Le premier lien entre ces deux documents se situe dans cette réflexion citée par le journal la Croix dans son dossier sur l’autorité (2 juin 2010) qui, citant un parent d’élève, rapporte ce propos : « les parents se posent beaucoup de questions à propos des nouvelles technologies, ne savent pas comment mettre des freins, fixer des limites. ». Il est intéressant aussi de croiser cette enquête avec celle sur les jeunes et les TIC de Fréquence école, et publiée en mars dernier. On constate dans la première que les adultes nomment un écart important entre leur autorité et celle des autres adultes. On constate dans la seconde les parents sont finalement très peu au courant de l’usage des TIC par leurs enfants à domicile.
Le développement des pratiques familiales et scolaires des TIC poserait donc problème dans le champ de l’autorité. Nos voisin belges le confirment, le système scolaire reste chez aussi très en retrait pour ce qui est de l’usage des TIC, sans pour autant le lier à la question d’autorité dans l’enquête elle-même, mais en évoquant la question au moins de « l’autorité sur la machine ». En d’autres termes les TIC et leurs usages par les jeunes et les élèves confirmeraient le désarroi éducatif des adultes !!!

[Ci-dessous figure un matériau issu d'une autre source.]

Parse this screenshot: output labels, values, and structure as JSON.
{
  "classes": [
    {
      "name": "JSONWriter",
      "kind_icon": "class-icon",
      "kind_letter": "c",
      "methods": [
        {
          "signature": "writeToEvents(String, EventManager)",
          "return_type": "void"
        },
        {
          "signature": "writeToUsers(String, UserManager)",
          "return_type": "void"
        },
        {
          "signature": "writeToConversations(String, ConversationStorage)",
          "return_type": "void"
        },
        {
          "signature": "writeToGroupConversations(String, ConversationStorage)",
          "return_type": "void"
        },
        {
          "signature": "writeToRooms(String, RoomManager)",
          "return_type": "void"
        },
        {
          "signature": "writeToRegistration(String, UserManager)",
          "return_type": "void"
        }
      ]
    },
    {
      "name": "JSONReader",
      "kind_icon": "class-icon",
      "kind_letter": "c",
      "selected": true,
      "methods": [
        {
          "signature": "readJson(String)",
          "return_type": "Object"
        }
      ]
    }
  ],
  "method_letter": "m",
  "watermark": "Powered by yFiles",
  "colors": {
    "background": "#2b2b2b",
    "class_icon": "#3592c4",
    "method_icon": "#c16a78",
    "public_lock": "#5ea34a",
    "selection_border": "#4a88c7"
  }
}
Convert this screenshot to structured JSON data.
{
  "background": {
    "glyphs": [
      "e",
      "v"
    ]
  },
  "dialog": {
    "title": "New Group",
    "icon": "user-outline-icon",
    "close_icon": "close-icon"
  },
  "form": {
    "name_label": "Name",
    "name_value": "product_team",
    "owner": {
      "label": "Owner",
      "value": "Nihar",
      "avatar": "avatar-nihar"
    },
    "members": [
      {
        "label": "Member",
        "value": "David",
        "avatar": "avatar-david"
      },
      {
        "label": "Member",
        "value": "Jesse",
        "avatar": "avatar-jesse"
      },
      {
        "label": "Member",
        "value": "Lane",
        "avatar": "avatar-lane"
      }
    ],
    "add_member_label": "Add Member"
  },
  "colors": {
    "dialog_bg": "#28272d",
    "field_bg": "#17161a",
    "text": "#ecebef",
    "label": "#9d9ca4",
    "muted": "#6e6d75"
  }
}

Comment préciser le problème. De nombreuses pratiques pionnières des ordinateurs personnels reposent sur la volonté personnelle d’avoir de l’autorité sur la machine informatique. On observe à de nombreuses reprises que la frilosité sur l’introduction des TIC dans la classe repose sur la crainte exprimée par les enseignants de ne pas avoir de « l’autorité sur la machine » et par conséquent de ne pas avoir « autorité sur les élèves ». Pour ce qui est des parents, les choses sont plus nuancées. Mettre à disposition de son enfant un ordinateur c’est un acte qui repose sur une transaction d’autorité : j’autorise mon enfant. Dans le même temps, l’autorité est questionnée dès le début dans la définition des usages prescrits par les parents à leurs enfants. C’est ensuite, lorsque les usages réels se développent que la place de l’autorité réciproque des acteurs est mise en cause : autorité technicienne, autorité culturelle, autorité éducative….
Avant d’aller plus loin il est indispensable de rappeler quelques éléments sur le terme autorité. L’absence de définition a priori du terme amène inéluctablement le sens commun à l’assimiler à la discipline, l’ordre. Une analyse un peu plus avancée des usages du terme ouvre des perspectives intéressantes. Ainsi quand on « autorise » quelqu’un à avoir ou faire quelque chose (des parents offrant un ordinateur à leur enfant par exemple), on ouvre un droit. Ainsi l’autorité est détenue par celui qui « autorise » l’autre et donc transfert un droit. L’autorité s’inscrit dans le domaine de la transaction. Quand quelqu’un dit qu’il « s’autorise à », c’est qu’il prend pour lui le droit de sans pour autant en référer explicitement à celui qui est détenteur de ce droit. Jadis une expression de jeunes, « si ne n’ai pas le droit, je prends le gauche… » signifiait bien cette prise d’autorité. Par ailleurs le terme autorité contient étymologiquement le mot auteur (http://www.fabula.org/compagnon/auteur4.php). Bien avant de parler de droit, comme le fait wikipedia, il faut parler de l’auteur, celui qui délivre une parole, elle-même reçue comme importante et respectée. Malheureusement dans de nombreux cas, l’autorité renvoie d’abord à l’autoritarisme et à la discipline. Et c’est ce point qui rend difficile toute analyse avancée.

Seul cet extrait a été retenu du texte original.